If increases come too fast, the Legislature can cut taxes. That avoids the problem of having legislators vote to raise taxes as needed, which is like cutting off a cat’s tail an inch at a time. Do it now and get it over with.
Patrick Oglesby
Chapel Hill, N.C.
The writer is the founder of the Center for New Revenue, former chief tax counsel of the US Senate Finance Committee, and current cochair of the Regulatory and Tax Structure Working Group of the Blue Ribbon Commission on Marijuana Policy for California.
Data or no data, black market is apt to thrive with a tax hike
The editorial “Dude, don’t bogart our marijuana revenues’’ strongly endorses the high end of the sales taxes being discussed (28 percent vs. 12 percent). In so doing, it tries to shoot down what to me is the most salient objection to the high tax — that it would encourage continuation of the black market.

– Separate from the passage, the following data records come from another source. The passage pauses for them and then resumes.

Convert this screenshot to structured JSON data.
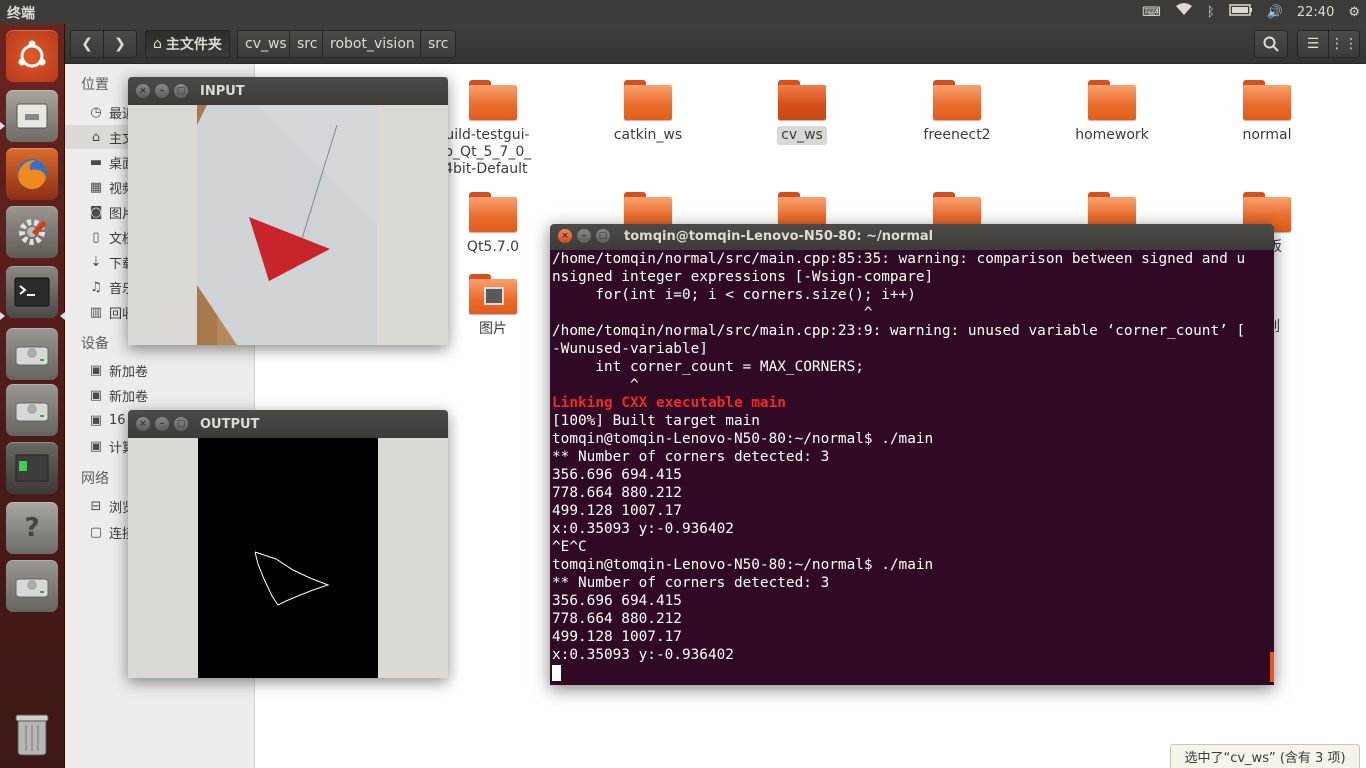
{
  "topbar": {
    "app_title": "终端",
    "clock": "22:40"
  },
  "launcher": {
    "items": [
      "ubuntu-dash",
      "files",
      "firefox",
      "system-settings",
      "terminal",
      "disk-1",
      "disk-2",
      "qt-creator",
      "help",
      "disk-3",
      "trash"
    ]
  },
  "file_manager": {
    "breadcrumbs": [
      "主文件夹",
      "cv_ws",
      "src",
      "robot_vision",
      "src"
    ],
    "sidebar": {
      "places_header": "位置",
      "places": [
        "最近",
        "主文件夹",
        "桌面",
        "视频",
        "图片",
        "文档",
        "下载",
        "音乐",
        "回收站"
      ],
      "devices_header": "设备",
      "devices": [
        "新加卷",
        "新加卷",
        "16",
        "计算机"
      ],
      "network_header": "网络",
      "network": [
        "浏览网络",
        "连接到服务器"
      ]
    },
    "folders": {
      "build": [
        "build-testgui-",
        "sktop_Qt_5_7_0_",
        "C_64bit-Default"
      ],
      "catkin_ws": "catkin_ws",
      "cv_ws": "cv_ws",
      "freenect2": "freenect2",
      "homework": "homework",
      "normal": "normal",
      "qt": "Qt5.7.0",
      "pictures": "图片",
      "templates_partial": "板",
      "examples_partial": "列"
    },
    "status_tip": "选中了“cv_ws” (含有 3 项)"
  },
  "input_window": {
    "title": "INPUT"
  },
  "output_window": {
    "title": "OUTPUT"
  },
  "terminal": {
    "title": "tomqin@tomqin-Lenovo-N50-80: ~/normal",
    "lines": [
      {
        "t": "/home/tomqin/normal/src/main.cpp:85:35: warning: comparison between signed and u",
        "c": ""
      },
      {
        "t": "nsigned integer expressions [-Wsign-compare]",
        "c": ""
      },
      {
        "t": "     for(int i=0; i < corners.size(); i++)",
        "c": ""
      },
      {
        "t": "                                    ^",
        "c": ""
      },
      {
        "t": "/home/tomqin/normal/src/main.cpp:23:9: warning: unused variable ‘corner_count’ [",
        "c": ""
      },
      {
        "t": "-Wunused-variable]",
        "c": ""
      },
      {
        "t": "     int corner_count = MAX_CORNERS;",
        "c": ""
      },
      {
        "t": "         ^",
        "c": ""
      },
      {
        "t": "Linking CXX executable main",
        "c": "red"
      },
      {
        "t": "[100%] Built target main",
        "c": ""
      },
      {
        "t": "tomqin@tomqin-Lenovo-N50-80:~/normal$ ./main",
        "c": ""
      },
      {
        "t": "** Number of corners detected: 3",
        "c": ""
      },
      {
        "t": "356.696 694.415",
        "c": ""
      },
      {
        "t": "778.664 880.212",
        "c": ""
      },
      {
        "t": "499.128 1007.17",
        "c": ""
      },
      {
        "t": "x:0.35093 y:-0.936402",
        "c": ""
      },
      {
        "t": "^E^C",
        "c": ""
      },
      {
        "t": "tomqin@tomqin-Lenovo-N50-80:~/normal$ ./main",
        "c": ""
      },
      {
        "t": "** Number of corners detected: 3",
        "c": ""
      },
      {
        "t": "356.696 694.415",
        "c": ""
      },
      {
        "t": "778.664 880.212",
        "c": ""
      },
      {
        "t": "499.128 1007.17",
        "c": ""
      },
      {
        "t": "x:0.35093 y:-0.936402",
        "c": ""
      }
    ]
  },
  "colors": {
    "terminal_bg": "#300a24",
    "accent": "#e95420",
    "error_red": "#ef2929",
    "folder_orange": "#ea6e2f"
  }
}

The editorial’s rationale seems to depend on the assertion that there are “no empirical data’’ on what rate “would keep crooks in business.’’ I, too, find it frustrating that no data are introduced to justify taxes and other regulatory costs that will be loaded onto legal sellers.
But we surely can all acknowledge that the higher the cost for legal sellers, the more the black market is apt to thrive. And we surely can agree that driving out the illegal sellers is an important goal of the new law and its regulatory regime. So, let’s keep the tax low, test its effect on legal and illegal commerce — develop that missing empirical data — and, if there is room later, raise the tax if that is then seen as an appropriate way of raising revenue.
After all, the lower rate is what the voters favored. Let’s go with it and see the effect.
Don Carlson
Boston
Lawmakers meddling with a carefully crafted law
So, let me get this right: Question 4, the marijuana legalization initiative, had a carefully crafted provision in which a community could vote to exclude retail shops if they didn’t want them. The vote was put in there to avoid the danger of some puritanical local politician imposing his or her views on everyone else. So now there are some members of the Legislature who want to take this power of choice away from the voters and give it back to local officials, but also want to entice those officials to open shops by increasing the taxes they could impose.
So the taxes get upped, and the goal of eliminating the black market gets sidelined.
There are two ways to try to end black markets: Undercut them on price, which works. Or crush them with force, which we’ve been trying for a hundred years without success.
Terry Franklin
Amherst
Psst, policy makers — ask a high schooler
According to Joshua Miller’s recent reporting, the Massachusetts House of Representatives is in the process of rewriting the laws regarding recreational marijuana that we voted on and passed in November. Members of the Senate are working on a competing bill of their own. My suggestion to streamline this whole process would be to assemble a panel of high school students from around the state. They have been distributing marijuana efficiently and profitably for decades, and with their help the Legislature ought to be able to get this right in one try.